Mars 2024 :
la morale à l’américaine ?

Pour observer la démocratie, Tocqueville choisit un pays vierge de passé monarchique. Le jeune peuple américain, composé d’immigrés européens, a la chance de pouvoir se construire sans être lesté des préjugés et des haines qui marquent l’histoire européenne. S’il fait confiance à la Providence, Tocqueville ne manque pas de repérer les vers qui rongent le fruit démocratique. Suprématie de la passion pour l’égalité des conditions sociales sur la passion pour la liberté de pensée et d’action. Emprise de l’égoïsme qui, rivant chacun sur ses intérêts privés, favorise l’indifférence politique. Ces travers orientent la démocratie moderne vers un despotisme d’un genre nouveau qui, profitant de l’individualisme hédoniste et politiquement indifférent des citoyens, s’empare de la gestion technique tous les domaines de l’existence.

Offrant à tout citoyen la possibilité d’améliorer sa condition financière, l’Amérique rendait ouvertement honneur à l’argent alors que l’intérêt pour celui-ci était hypocritement tenu à garder le silence dans l’Europe catholique. Pénétrée de la foi chrétienne des migrants, l’Amérique déployait une morale puritaine, à rebours d’une certaine Europe toujours prompte à franchir les lignes des conventions morales et de jouer avec le scabreux. À l’abri des persistances et tentations monarchiques européennes, l’Amérique tenait à préserver ses institutions démocratiques. En mettant scandaleusement en parenthèses la question de l’esclavage des noirs, on peut saluer la continuité des régimes démocratiques américains et reconnaître la contribution décisive de ce grand État d’outre océan à notre victoire sur les nazis. 

De loin, nous observons l’évolution de la démocratie en Amérique. Le puritanisme américain s’acharne actuellement à combattre les discriminations en catégorisant les identités, et cela au point de tuer diversité et relations humaines spontanées. Parallèlement, le gangster Trump jouit d’une étonnante popularité, le cumul des péchés ne faisant que le rendre plus sympathique. La passion égalitaire que repérait Tocqueville semble céder le pas à la passion pour une représentation corrompue de la liberté. Ignorant tant l’exercice autonome de la pensée que le respect des biens et des possibilités d’autrui, cette conception de la liberté héroïse jusqu’à l’idolâtrie celui qui ose transgresser toutes les limites.

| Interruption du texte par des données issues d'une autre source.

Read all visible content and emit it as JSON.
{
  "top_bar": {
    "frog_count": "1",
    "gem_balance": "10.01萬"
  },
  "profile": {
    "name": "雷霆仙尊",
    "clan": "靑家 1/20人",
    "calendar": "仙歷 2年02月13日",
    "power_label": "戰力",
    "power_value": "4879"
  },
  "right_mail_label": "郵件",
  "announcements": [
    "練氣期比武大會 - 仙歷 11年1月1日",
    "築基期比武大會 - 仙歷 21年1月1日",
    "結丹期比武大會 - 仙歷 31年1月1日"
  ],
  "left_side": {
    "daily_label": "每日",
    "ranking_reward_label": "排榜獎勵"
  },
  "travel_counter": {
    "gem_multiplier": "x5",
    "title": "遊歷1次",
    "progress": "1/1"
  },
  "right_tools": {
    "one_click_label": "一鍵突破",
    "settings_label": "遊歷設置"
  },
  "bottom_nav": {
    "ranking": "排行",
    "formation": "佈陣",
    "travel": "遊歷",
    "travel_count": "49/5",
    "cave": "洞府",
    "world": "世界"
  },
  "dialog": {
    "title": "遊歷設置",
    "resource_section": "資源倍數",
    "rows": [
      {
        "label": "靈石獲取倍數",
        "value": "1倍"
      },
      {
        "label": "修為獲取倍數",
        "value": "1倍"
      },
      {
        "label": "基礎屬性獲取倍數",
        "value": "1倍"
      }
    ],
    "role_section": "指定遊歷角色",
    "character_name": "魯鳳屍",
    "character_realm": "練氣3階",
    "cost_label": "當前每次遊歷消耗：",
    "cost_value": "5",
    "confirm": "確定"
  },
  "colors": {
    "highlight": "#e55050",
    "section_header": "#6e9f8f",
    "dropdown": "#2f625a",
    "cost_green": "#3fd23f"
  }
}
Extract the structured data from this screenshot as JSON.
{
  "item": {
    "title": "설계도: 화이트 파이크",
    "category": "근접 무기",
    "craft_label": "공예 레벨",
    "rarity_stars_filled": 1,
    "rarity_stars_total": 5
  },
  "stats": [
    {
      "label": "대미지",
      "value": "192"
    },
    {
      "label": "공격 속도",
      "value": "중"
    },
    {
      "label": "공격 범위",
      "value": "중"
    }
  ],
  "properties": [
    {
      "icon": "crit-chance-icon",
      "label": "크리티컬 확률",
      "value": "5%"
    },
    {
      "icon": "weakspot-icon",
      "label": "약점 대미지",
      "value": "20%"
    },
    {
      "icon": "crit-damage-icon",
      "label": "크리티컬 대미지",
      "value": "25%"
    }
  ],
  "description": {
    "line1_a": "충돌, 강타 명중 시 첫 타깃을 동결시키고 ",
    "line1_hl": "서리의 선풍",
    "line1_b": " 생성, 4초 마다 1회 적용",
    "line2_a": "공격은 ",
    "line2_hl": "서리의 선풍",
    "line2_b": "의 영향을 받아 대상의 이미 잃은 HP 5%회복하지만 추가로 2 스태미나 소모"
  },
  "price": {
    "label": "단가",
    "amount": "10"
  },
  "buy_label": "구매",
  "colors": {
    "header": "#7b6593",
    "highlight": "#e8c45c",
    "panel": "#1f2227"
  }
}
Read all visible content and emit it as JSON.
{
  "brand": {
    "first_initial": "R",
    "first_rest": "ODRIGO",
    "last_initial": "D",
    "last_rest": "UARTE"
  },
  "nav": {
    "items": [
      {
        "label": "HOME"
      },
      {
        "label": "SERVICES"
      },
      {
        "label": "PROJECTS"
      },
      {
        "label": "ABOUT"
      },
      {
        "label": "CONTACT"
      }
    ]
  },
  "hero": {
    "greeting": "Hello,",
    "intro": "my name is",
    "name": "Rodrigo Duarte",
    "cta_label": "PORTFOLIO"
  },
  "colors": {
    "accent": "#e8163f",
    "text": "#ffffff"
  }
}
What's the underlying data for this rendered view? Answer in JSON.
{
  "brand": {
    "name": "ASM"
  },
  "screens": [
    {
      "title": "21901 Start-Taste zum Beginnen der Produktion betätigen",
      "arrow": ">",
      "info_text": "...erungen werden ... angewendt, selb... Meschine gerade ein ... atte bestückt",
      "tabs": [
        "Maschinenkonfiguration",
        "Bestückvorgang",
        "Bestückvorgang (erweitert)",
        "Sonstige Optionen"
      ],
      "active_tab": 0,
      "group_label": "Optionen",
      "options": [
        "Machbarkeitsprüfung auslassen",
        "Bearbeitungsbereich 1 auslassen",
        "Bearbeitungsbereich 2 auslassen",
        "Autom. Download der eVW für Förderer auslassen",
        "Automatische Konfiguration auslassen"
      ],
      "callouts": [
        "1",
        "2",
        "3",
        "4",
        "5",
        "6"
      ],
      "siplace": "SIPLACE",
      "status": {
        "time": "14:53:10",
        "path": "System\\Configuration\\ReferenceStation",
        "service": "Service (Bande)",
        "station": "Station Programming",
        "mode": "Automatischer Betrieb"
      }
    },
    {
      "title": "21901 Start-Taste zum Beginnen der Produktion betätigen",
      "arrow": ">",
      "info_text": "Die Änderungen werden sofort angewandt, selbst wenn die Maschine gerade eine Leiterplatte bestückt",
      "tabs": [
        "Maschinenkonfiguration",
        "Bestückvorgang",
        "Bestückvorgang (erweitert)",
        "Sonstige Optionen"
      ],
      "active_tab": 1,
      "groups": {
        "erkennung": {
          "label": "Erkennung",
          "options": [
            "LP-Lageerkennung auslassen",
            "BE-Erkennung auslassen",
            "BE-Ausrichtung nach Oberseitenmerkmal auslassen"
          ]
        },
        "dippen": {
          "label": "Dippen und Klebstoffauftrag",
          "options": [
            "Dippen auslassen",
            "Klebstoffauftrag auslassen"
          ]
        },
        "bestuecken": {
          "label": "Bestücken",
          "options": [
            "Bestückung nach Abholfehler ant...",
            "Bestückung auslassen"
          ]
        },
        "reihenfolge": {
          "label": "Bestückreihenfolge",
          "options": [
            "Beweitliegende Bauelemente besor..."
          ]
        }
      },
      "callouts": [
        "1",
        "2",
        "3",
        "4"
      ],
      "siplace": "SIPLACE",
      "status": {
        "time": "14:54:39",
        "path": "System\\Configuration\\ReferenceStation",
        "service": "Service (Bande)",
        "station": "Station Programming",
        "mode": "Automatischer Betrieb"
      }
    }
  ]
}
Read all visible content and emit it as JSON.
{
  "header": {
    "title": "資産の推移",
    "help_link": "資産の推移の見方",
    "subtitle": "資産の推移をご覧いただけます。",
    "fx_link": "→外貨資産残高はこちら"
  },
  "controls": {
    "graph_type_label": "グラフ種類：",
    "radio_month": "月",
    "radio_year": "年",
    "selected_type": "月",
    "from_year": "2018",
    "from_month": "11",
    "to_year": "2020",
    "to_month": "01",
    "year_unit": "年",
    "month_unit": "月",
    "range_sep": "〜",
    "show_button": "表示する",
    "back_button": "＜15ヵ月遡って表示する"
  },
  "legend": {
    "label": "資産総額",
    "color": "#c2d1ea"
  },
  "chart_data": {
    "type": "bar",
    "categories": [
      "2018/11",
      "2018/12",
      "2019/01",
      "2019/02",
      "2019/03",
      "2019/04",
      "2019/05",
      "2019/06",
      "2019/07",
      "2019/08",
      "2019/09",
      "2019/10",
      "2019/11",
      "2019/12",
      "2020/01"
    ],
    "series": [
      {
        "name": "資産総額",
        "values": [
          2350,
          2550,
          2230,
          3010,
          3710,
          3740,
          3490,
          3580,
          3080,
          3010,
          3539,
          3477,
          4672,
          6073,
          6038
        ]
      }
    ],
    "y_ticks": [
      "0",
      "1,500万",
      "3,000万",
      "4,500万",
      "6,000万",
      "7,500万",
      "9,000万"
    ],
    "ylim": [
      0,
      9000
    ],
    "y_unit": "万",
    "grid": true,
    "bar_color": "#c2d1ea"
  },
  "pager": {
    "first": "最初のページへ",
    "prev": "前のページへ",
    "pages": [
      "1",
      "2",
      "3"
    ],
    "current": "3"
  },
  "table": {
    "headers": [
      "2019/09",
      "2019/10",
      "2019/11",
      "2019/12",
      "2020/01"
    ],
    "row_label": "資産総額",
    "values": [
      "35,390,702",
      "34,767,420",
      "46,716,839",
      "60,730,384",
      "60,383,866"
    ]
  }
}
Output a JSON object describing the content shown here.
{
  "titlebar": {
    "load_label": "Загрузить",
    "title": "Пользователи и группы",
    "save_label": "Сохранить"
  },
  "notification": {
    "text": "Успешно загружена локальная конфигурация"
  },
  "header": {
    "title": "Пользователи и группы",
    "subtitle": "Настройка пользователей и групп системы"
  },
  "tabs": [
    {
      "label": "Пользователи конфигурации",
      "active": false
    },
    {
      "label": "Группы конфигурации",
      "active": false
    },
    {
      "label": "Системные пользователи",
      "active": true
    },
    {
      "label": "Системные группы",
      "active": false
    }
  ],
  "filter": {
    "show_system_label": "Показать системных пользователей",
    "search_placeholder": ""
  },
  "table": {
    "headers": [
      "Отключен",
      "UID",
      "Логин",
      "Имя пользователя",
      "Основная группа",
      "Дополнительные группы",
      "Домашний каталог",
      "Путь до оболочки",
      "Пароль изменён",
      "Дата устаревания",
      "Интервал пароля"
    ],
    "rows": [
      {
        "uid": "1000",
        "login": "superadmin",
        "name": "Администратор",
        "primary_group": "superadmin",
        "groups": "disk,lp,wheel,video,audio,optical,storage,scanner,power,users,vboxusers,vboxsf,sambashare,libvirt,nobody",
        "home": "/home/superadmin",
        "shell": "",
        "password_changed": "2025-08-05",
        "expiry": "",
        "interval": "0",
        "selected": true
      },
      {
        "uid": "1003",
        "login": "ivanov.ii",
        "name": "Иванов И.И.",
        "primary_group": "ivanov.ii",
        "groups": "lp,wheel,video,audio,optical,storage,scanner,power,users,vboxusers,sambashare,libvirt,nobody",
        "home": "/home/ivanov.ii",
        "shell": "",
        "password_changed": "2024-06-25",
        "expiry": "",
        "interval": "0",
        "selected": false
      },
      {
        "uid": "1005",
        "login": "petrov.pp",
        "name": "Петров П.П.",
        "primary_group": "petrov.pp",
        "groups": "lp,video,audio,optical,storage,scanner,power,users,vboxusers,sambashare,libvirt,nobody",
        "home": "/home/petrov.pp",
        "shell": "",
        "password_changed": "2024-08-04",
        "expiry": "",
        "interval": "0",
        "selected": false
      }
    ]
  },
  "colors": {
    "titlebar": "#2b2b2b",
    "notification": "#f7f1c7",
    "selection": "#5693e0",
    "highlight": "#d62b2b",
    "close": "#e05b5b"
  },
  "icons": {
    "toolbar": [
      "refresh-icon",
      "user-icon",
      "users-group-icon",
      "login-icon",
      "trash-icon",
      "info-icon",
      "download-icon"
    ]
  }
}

Le « tout est possible » en termes de progrès social devient un « tout est permis » pour accéder aux premières places du pouvoir.

Mais qu’en est-il de nous autres européens ? Ne sommes-nous pas enclins à un nouveau puritanisme, prompt à faire la chasse aux sorciers jusqu’à mettre à mal la présomption d’innocence ? Ne sommes-nous pas perméables au faux éveil du « wokisme » qui, sous prétexte de combattre les ségrégations, irrespecte la variété des identités autant des personnes que des cultures ? Ne dissimulons-nous pas, derrière nos querelles de chapelle idéologiques et sous les reproches adressés à nos gouvernements libéraux, notre indifférence à l’égard du devenir politique de nos libertés ? N’encourageons pas, par ces attitudes combinées, la montée de la droite extrême, violemment raciste ?  En observant la démocratie en l’Amérique de son temps, Tocqueville voulait éclairer et stimuler l’esprit démocratique européen. En observant la démocratie américaine d’aujourd’hui, nous pourrions repérer, pour tenter de les corriger, les dérives auxquelles, à notre su et insu, nos comportements vouent la nôtre.